Béatrice Mukamulindwa est rwandaise. Elle était en Belgique au moment du déclenchement du génocide. Toute sa famille a péri lors du du génocide contre les Tutsis tes des génocidaires hutus. Mais ses enfants ont disparu. Béatrice conserve l’intuition qu’ils sont vivants, quelque part. En 2007, elle a fondé une association pour les parents à la recherche de leurs enfants. Pendant le génocide, plus de 70.000 enfants ont perdu leur famille. Certains sont orphelins ; mais d’autres ont peut-être encore des parents en vie, quelque part. Réunir ces familles séparées est devenu la mission de Béatrice Mukamulindwa.
"Cri du cœur d’une mère pleine d’espoir"
Mars 1994. Béatrice rend visite à son mari, étudiant à Louvain-la-Neuve. Quand l’avion du président Habyarimana est abattu, le 6 avril, signant le début du génocide, la jeune mère est piégée en Belgique. Elle a confié ses enfants à son frère, dans le sud du pays. Alain-Flavien a douze ans, Aline, dix ans et Nadège, neuf ans. Elle ne les reverra jamais.
En juillet 1994, le mari de Béatrice part au Rwanda. Le pays est dévasté, les rescapés fous de peur et d’horreur. Un million de personnes ont été abattues à la machette. Essentiellement des Tutsis. Plus de deux millions ont fui le pays. Le mari de Béatrice retrouve un neveu de 18 mois. Mais ses enfants et leur oncle ont disparu sans laisser de traces.
Béatrice Mukamulindwa se lance dans la bataille. Elle retourne au Rwanda. Elle interroge les rescapés, terrifiés sur les collines. Toute sa famille a été décimée, mais personne ne connait le sort de son frère, de ses nièces et de ses enfants. Ont-ils pu s’enfuir vers le Burundi voisin ? Béatrice écume les camps de réfugiés, sans succès. Elle se rend au Congo-Brazzaville, et même à Montréal, où se trouvent de nombreux réfugiés rwandais.
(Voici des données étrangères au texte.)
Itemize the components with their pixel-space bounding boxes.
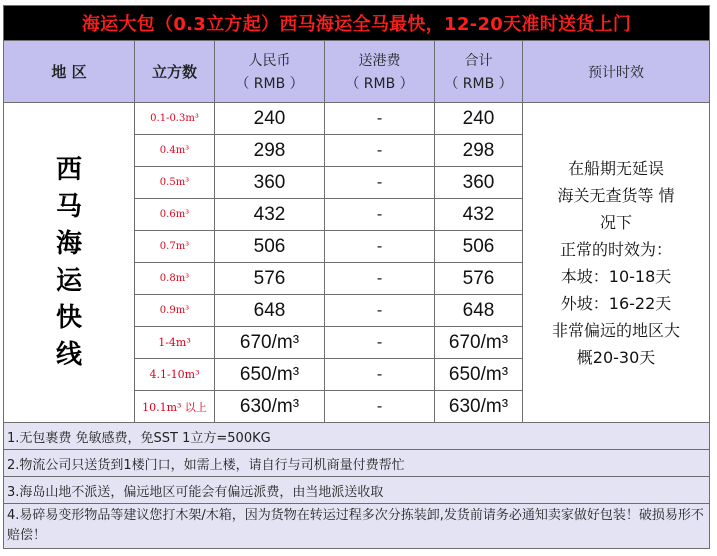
- price-table-sheet: [3, 5, 709, 549]
- note-text: 1.无包裹费 免敏感费，免SST 1立方=500KG: [4, 423, 710, 450]
- rmb-cell: 298: [215, 135, 325, 167]
- total-cell: 670/m³: [435, 327, 523, 359]
- port-fee-cell: -: [325, 391, 435, 423]
- volume-cell: 0.1-0.3m³: [135, 103, 215, 135]
- region-char: 西: [55, 154, 82, 185]
- header-total-title: 合计: [464, 53, 493, 69]
- port-fee-cell: -: [325, 167, 435, 199]
- header-volume: 立方数: [135, 41, 215, 103]
- table-row: [4, 103, 710, 135]
- rmb-cell: 670/m³: [215, 327, 325, 359]
- port-fee-cell: -: [325, 295, 435, 327]
- header-total-unit: （ RMB ）: [444, 76, 513, 92]
- header-port-fee: [325, 41, 435, 103]
- port-fee-cell: -: [325, 327, 435, 359]
- eta-line: 况下: [600, 212, 633, 232]
- total-cell: 432: [435, 199, 523, 231]
- rmb-cell: 576: [215, 263, 325, 295]
- total-cell: 650/m³: [435, 359, 523, 391]
- total-cell: 506: [435, 231, 523, 263]
- note-text: 2.物流公司只送货到1楼门口，如需上楼，请自行与司机商量付费帮忙: [4, 450, 710, 477]
- note-row: [4, 423, 710, 450]
- header-region: 地 区: [4, 41, 135, 103]
- region-char: 运: [55, 265, 82, 296]
- header-eta: 预计时效: [523, 41, 710, 103]
- volume-cell: 10.1m³ 以上: [135, 391, 215, 423]
- port-fee-cell: -: [325, 199, 435, 231]
- header-rmb-unit: （ RMB ）: [235, 76, 304, 92]
- volume-cell: 0.4m³: [135, 135, 215, 167]
- eta-line: 概20-30天: [576, 347, 656, 367]
- region-char: 海: [55, 228, 82, 259]
- rmb-cell: 648: [215, 295, 325, 327]
- port-fee-cell: -: [325, 263, 435, 295]
- total-cell: 648: [435, 295, 523, 327]
- volume-cell: 4.1-10m³: [135, 359, 215, 391]
- header-port-fee-unit: （ RMB ）: [345, 76, 414, 92]
- header-rmb-title: 人民币: [248, 53, 291, 69]
- region-char: 马: [55, 191, 82, 222]
- eta-line: 本坡：10-18天: [560, 266, 672, 286]
- header-port-fee-title: 送港费: [358, 53, 401, 69]
- total-cell: 630/m³: [435, 391, 523, 423]
- banner-title: 海运大包（0.3立方起）西马海运全马最快，12-20天准时送货上门: [4, 6, 710, 41]
- rmb-cell: 650/m³: [215, 359, 325, 391]
- note-row: [4, 450, 710, 477]
- rmb-cell: 630/m³: [215, 391, 325, 423]
- eta-line: 在船期无延误: [568, 158, 665, 178]
- rmb-cell: 240: [215, 103, 325, 135]
- note-text: 3.海岛山地不派送，偏远地区可能会有偏远派费，由当地派送收取: [4, 477, 710, 504]
- total-cell: 360: [435, 167, 523, 199]
- note-text: 4.易碎易变形物品等建议您打木架/木箱，因为货物在转运过程多次分拣装卸,发货前请务必通知卖家做好包装！破损易形不赔偿！: [4, 504, 710, 549]
- region-char: 快: [55, 302, 82, 333]
- region-cell: [4, 103, 135, 423]
- total-cell: 240: [435, 103, 523, 135]
- volume-cell: 0.7m³: [135, 231, 215, 263]
- total-cell: 576: [435, 263, 523, 295]
- eta-line: 非常偏远的地区大: [552, 320, 681, 340]
- volume-cell: 1-4m³: [135, 327, 215, 359]
- eta-line: 海关无查货等 情: [557, 185, 675, 205]
- volume-cell: 0.5m³: [135, 167, 215, 199]
- eta-cell: [523, 103, 710, 423]
- eta-line: 正常的时效为：: [560, 239, 673, 259]
- rmb-cell: 432: [215, 199, 325, 231]
- header-total: [435, 41, 523, 103]
- price-table: [3, 5, 710, 549]
- port-fee-cell: -: [325, 135, 435, 167]
- port-fee-cell: -: [325, 103, 435, 135]
- banner-row: [4, 6, 710, 41]
- header-rmb: [215, 41, 325, 103]
- total-cell: 298: [435, 135, 523, 167]
- note-row: [4, 504, 710, 549]
- port-fee-cell: -: [325, 359, 435, 391]
- eta-line: 外坡：16-22天: [560, 293, 672, 313]
- volume-cell: 0.9m³: [135, 295, 215, 327]
- volume-cell: 0.8m³: [135, 263, 215, 295]
- note-row: [4, 477, 710, 504]
- header-row: [4, 41, 710, 103]
- rmb-cell: 506: [215, 231, 325, 263]
- volume-cell: 0.6m³: [135, 199, 215, 231]
- region-char: 线: [55, 339, 82, 370]
- port-fee-cell: -: [325, 231, 435, 263]
- rmb-cell: 360: [215, 167, 325, 199]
"Après le génocide, il y a eu beaucoup d’adoptions au Canada et en Italie, explique Béatrice. Mais il y a eu aussi des adoptions sauvages ! Peut-être mes enfants ont-ils suivi le flot des réfugiés vers le Congo ? Peut-être vivent-ils dans la forêt aujourdhui ? "
Mères désenfantées
Son couple ne survit pas à ce drame. Elle continue seule à rechercher ses enfants. En secret. Car elle a peur d’être prise pour une folle. La parole ne circule pas parmi les survivants, écrasés de culpabilité. Le génocide est un tabou. Jusqu’au jour où elle rencontre d’autres mères en recherche. Les "folles de la place de mai", ces femmes chiliennes et argentines qui cherchent sans relâche leurs enfants ou petits enfants , disparus sous la dictature. C’est un soulagement. Elle n’est plus seule. En 2011, elle lance sa propre association "Cri du cœur d’une mère qui espère", avec six autres mères rwandaises désenfantées. L’espoir renait, car des enfants réapparaissent. C’est le cas d’une jeune fille qu’on croyait morte, et que l’on redécouvre dans un orphelinat 16 ans après le drame. Sa tante, opiniâtre, n’a jamais cru à sa mort. Béatrice sent elle aussi, dans ses tripes, que ses enfants sont encore vivants. Peut-être pas tous certes. Mais certains.
"Aujourd’hui ils sont grands, ils ont plus de trente ans. Et je suis peut-être grand-mère", sourit-elle.